Wendell Berry drew the line between exploiting the land and belonging to it. The administration is treating the science stations as line items on a corporate ledger to be balanced against a deferred maintenance backlog. But the backlog is a budget problem; the wildfire season is a physics problem. Aldo Leopold wrote that a land ethic changes the role of the landowner from conqueror to plain member and citizen of the land biotic community. Closing a station on the closure list is not a budget move; it is a renunciation of that membership. The federal reorganization assumes the opposite: that the land is a resource to be managed until the budget runs out, at which point the managers get sent packing.

I live in the kind of county that burns. The central Wisconsin sand counties are not the Cascades, but the dynamic transfers—fire moves through fuels the same way whether they are lodgepole pine or jack pine barrens. The science that tells a hotshot crew in Washington what a fire will do at 2 p.m. when the wind shifts is the same science that tells a volunteer department in Adams County what a grass fire will do when it hits the CRP field on the south section line. A landowner south of Friendship doesn’t drain a wetland on a guess; he reads the Adams County Land and Water Conservation Department survey so he doesn’t flood his neighbor’s basement. The Forest Service research stations are the watershed surveys for the public lands. When the agency closes them and labels a premier fire science lab as excess capacity, it is tossing out the survey maps and expecting the water to behave.

The administration has been finding new ways to punish science it doesn’t like, and these closures fit the pattern. The same administration that withdrew from the Paris climate agreement is hollowing out the agency that studies what climate change is doing to the forests. The same administration that calls wildfire a forest management problem is dismantling the fire-science infrastructure that tells us how to manage forests. You cannot fix the problem without the science. You can only pretend to, until the smoke reaches the town and the map doesn’t load.

Dave Upthegrove, Washington’s elected public lands commissioner, says his department was initially briefed often and assured the critical research would not be affected. “But recently the Forest Service has gone radio silent,” he says, “and we’ve not been able to get updates on the progress and the status and the outcome of this work, so we are nervous.” Washington’s DNR relies directly on Forest Service fire and smoke research to coordinate its suppression response. When the feds go silent, the state that has to fight the fire is flying blind.

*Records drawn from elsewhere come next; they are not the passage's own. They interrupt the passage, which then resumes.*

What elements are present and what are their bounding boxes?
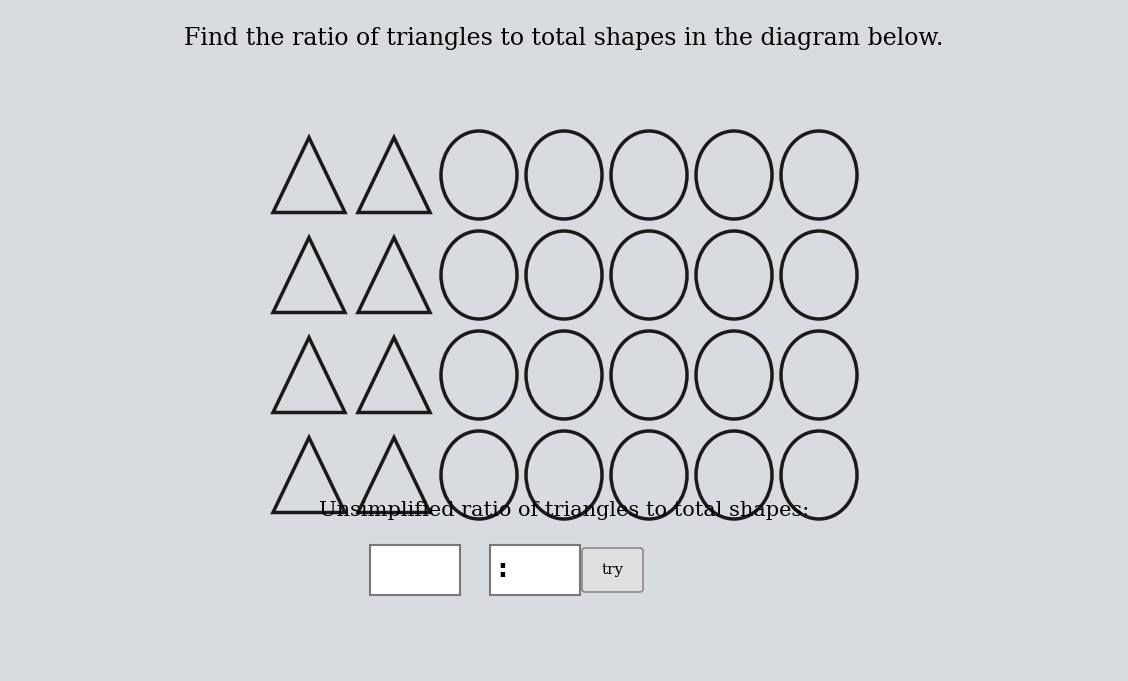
FancyBboxPatch shape [370, 545, 460, 595]
Text: Unsimplified ratio of triangles to total shapes:: Unsimplified ratio of triangles to total… [319, 501, 809, 520]
FancyBboxPatch shape [490, 545, 580, 595]
FancyBboxPatch shape [582, 548, 643, 592]
Text: try: try [601, 563, 624, 577]
Text: :: : [497, 558, 506, 582]
Text: Find the ratio of triangles to total shapes in the diagram below.: Find the ratio of triangles to total sha… [184, 27, 944, 50]
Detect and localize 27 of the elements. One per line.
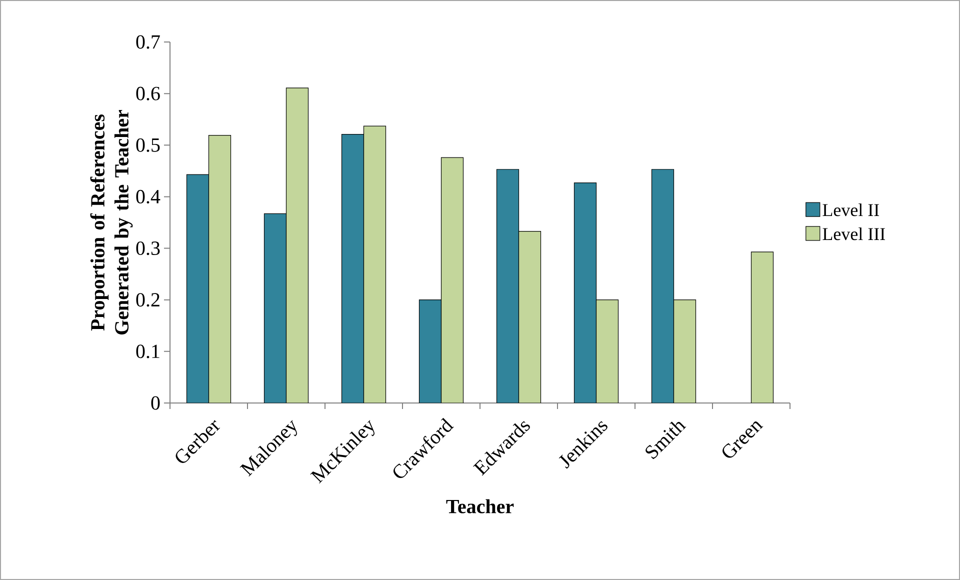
bar <box>418 300 442 403</box>
bar <box>574 182 597 403</box>
y-tick-label: 0 <box>151 396 160 410</box>
bar <box>496 169 520 403</box>
bar <box>440 157 464 403</box>
bar <box>208 135 232 403</box>
legend-label: Level II <box>822 204 880 216</box>
legend-label: Level III <box>822 228 885 240</box>
bar <box>341 134 364 403</box>
y-tick-label: 0.7 <box>136 35 160 49</box>
bar <box>518 230 542 403</box>
bar <box>363 126 386 403</box>
bar <box>186 174 210 403</box>
y-tick-label: 0.4 <box>136 190 160 204</box>
y-tick-label: 0.2 <box>136 293 160 307</box>
y-axis-title: Proportion of References Generated by the Teacher <box>90 110 133 334</box>
bar <box>264 213 287 403</box>
bar <box>596 300 619 403</box>
bar <box>651 169 674 403</box>
x-axis-title: Teacher <box>446 499 514 514</box>
bar <box>673 300 696 403</box>
y-tick-label: 0.1 <box>136 344 160 358</box>
y-tick-label: 0.5 <box>136 138 160 152</box>
bar <box>750 252 774 403</box>
y-tick-label: 0.3 <box>136 241 160 256</box>
y-tick-label: 0.6 <box>136 86 160 100</box>
bar <box>286 88 309 403</box>
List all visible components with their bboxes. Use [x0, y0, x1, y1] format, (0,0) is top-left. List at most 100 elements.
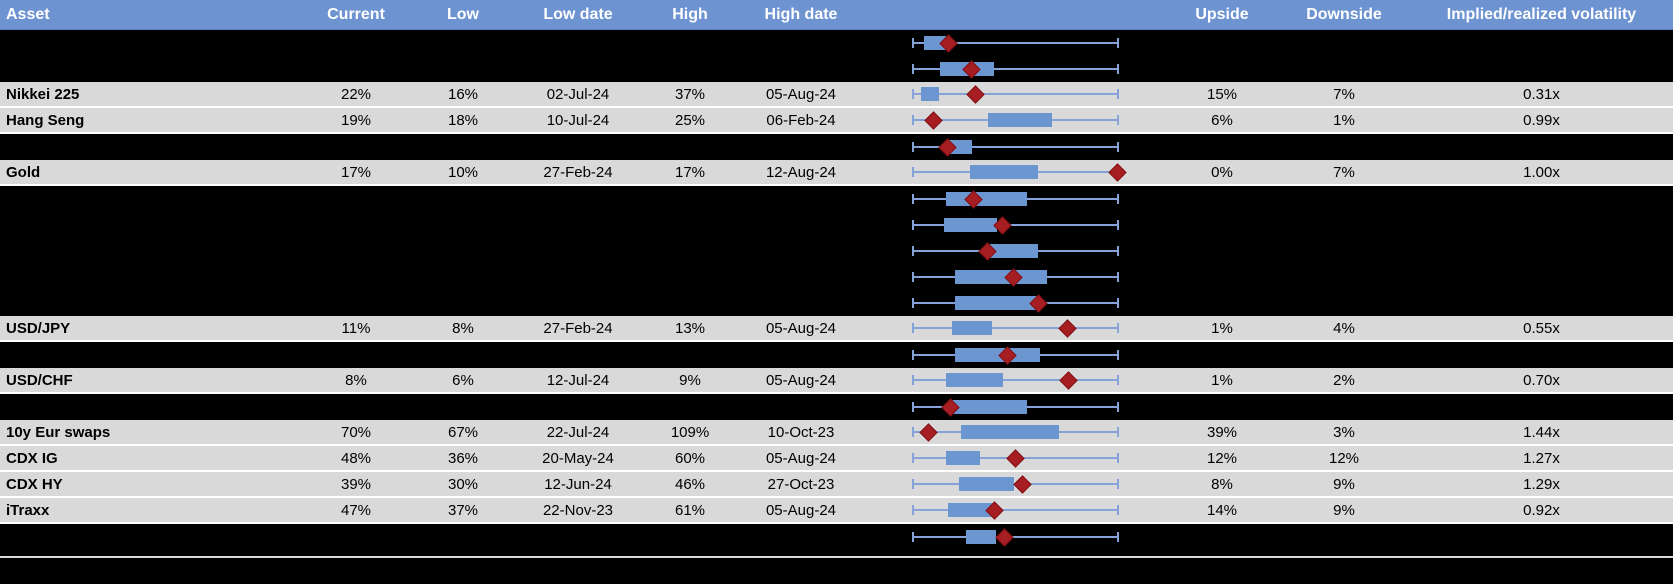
table-row	[0, 290, 1673, 316]
range-box	[944, 218, 998, 232]
table-row: Gold 17% 10% 27-Feb-24 17% 12-Aug-24 0% …	[0, 160, 1673, 186]
high-date: 05-Aug-24	[765, 85, 837, 103]
table-row	[0, 134, 1673, 160]
range-box	[989, 244, 1038, 258]
high-date: 05-Aug-24	[765, 319, 837, 337]
low-value: 36%	[447, 449, 479, 467]
asset-name: iTraxx	[6, 501, 50, 519]
whisker-cap-right	[1117, 115, 1119, 125]
low-value: 10%	[447, 163, 479, 181]
header-high-date: High date	[764, 5, 838, 23]
whisker-cap-right	[1117, 220, 1119, 230]
low-value: 16%	[447, 85, 479, 103]
header-downside: Downside	[1306, 5, 1382, 23]
current-value: 47%	[340, 501, 372, 519]
range-box	[988, 113, 1052, 127]
implied-realized-value: 1.27x	[1523, 449, 1560, 467]
range-chart-cell	[864, 316, 1166, 340]
whisker-cap-left	[912, 115, 914, 125]
range-box	[961, 425, 1059, 439]
whisker-cap-left	[912, 142, 914, 152]
table-row: USD/JPY 11% 8% 27-Feb-24 13% 05-Aug-24 1…	[0, 316, 1673, 342]
asset-name: Nikkei 225	[6, 85, 80, 103]
upside-value: 6%	[1211, 111, 1233, 129]
current-value: 22%	[340, 85, 372, 103]
high-value: 109%	[670, 423, 710, 441]
table-row	[0, 212, 1673, 238]
range-box	[969, 165, 1039, 179]
whisker-line	[913, 224, 1118, 226]
whisker-line	[913, 509, 1118, 511]
range-chart-cell	[864, 30, 1166, 56]
low-date: 22-Jul-24	[546, 423, 610, 441]
boxplot	[912, 108, 1119, 132]
whisker-cap-left	[912, 194, 914, 204]
range-chart-cell	[864, 56, 1166, 82]
boxplot	[912, 264, 1119, 290]
current-value: 17%	[340, 163, 372, 181]
table-row	[0, 186, 1673, 212]
high-date: 05-Aug-24	[765, 449, 837, 467]
range-chart-cell	[864, 446, 1166, 470]
range-chart-cell	[864, 524, 1166, 550]
range-chart-cell	[864, 212, 1166, 238]
current-marker-icon	[1107, 162, 1127, 182]
boxplot	[912, 238, 1119, 264]
range-box	[952, 321, 992, 335]
boxplot	[912, 420, 1119, 444]
range-chart-cell	[864, 498, 1166, 522]
high-value: 17%	[674, 163, 706, 181]
downside-value: 9%	[1333, 501, 1355, 519]
table-row	[0, 238, 1673, 264]
high-date: 12-Aug-24	[765, 163, 837, 181]
upside-value: 0%	[1211, 163, 1233, 181]
high-date: 27-Oct-23	[767, 475, 835, 493]
implied-realized-value: 1.44x	[1523, 423, 1560, 441]
table-row: CDX HY 39% 30% 12-Jun-24 46% 27-Oct-23 8…	[0, 472, 1673, 498]
whisker-line	[913, 93, 1118, 95]
boxplot	[912, 524, 1119, 550]
range-chart-cell	[864, 394, 1166, 420]
header-implied-realized-volatility: Implied/realized volatility	[1446, 5, 1637, 23]
whisker-cap-right	[1117, 272, 1119, 282]
upside-value: 12%	[1206, 449, 1238, 467]
downside-value: 9%	[1333, 475, 1355, 493]
asset-name: CDX IG	[6, 449, 58, 467]
whisker-cap-left	[912, 167, 914, 177]
whisker-cap-left	[912, 246, 914, 256]
boxplot	[912, 394, 1119, 420]
range-chart-cell	[864, 290, 1166, 316]
downside-value: 7%	[1333, 163, 1355, 181]
upside-value: 8%	[1211, 475, 1233, 493]
downside-value: 1%	[1333, 111, 1355, 129]
whisker-cap-right	[1117, 89, 1119, 99]
upside-value: 39%	[1206, 423, 1238, 441]
whisker-cap-left	[912, 38, 914, 48]
high-value: 13%	[674, 319, 706, 337]
implied-realized-value: 1.29x	[1523, 475, 1560, 493]
whisker-cap-right	[1117, 194, 1119, 204]
header-upside: Upside	[1195, 5, 1249, 23]
low-date: 27-Feb-24	[543, 163, 613, 181]
high-date: 05-Aug-24	[765, 501, 837, 519]
header-chart-spacer	[864, 0, 1166, 29]
header-current: Current	[327, 5, 385, 23]
whisker-cap-left	[912, 375, 914, 385]
asset-name: USD/JPY	[6, 319, 71, 337]
whisker-cap-right	[1117, 505, 1119, 515]
current-marker-icon	[919, 422, 938, 442]
range-box	[950, 400, 1027, 414]
whisker-cap-left	[912, 532, 914, 542]
bottom-filler	[0, 558, 1673, 584]
whisker-cap-left	[912, 402, 914, 412]
boxplot	[912, 368, 1119, 392]
upside-value: 15%	[1206, 85, 1238, 103]
low-date: 12-Jul-24	[546, 371, 610, 389]
low-value: 37%	[447, 501, 479, 519]
high-value: 9%	[679, 371, 701, 389]
high-value: 25%	[674, 111, 706, 129]
range-chart-cell	[864, 108, 1166, 132]
boxplot	[912, 446, 1119, 470]
low-date: 22-Nov-23	[542, 501, 614, 519]
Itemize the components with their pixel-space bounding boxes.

You do not reorganize the fire-science infrastructure in April and expect it to answer the phone in August. You do not close the smoke lab in June and expect the smoke map to work in July. The institutional knowledge Alvarado and his team built—the decades of integrated science, the graduate students running particulate models, the IT staff keeping the servers alive while the fire is active—does not sit in a filing cabinet waiting for a new appropriations bill. Once the 56 stations shuttered, that continuity breaks. You do not recover thirty years of ecological integration by hiring a contractor in a different state three years from now.

The mountain will burn whether the spreadsheet is balanced. When the smoke drifts down into a rural valley and the air turns to ash, the people on the ground do not need a thoughtfully managed budget shortfall. They need the technicians who built the smoke models to still be running them when the air turns to ash. When the map doesn’t load, they’ll know what the administration chose to close.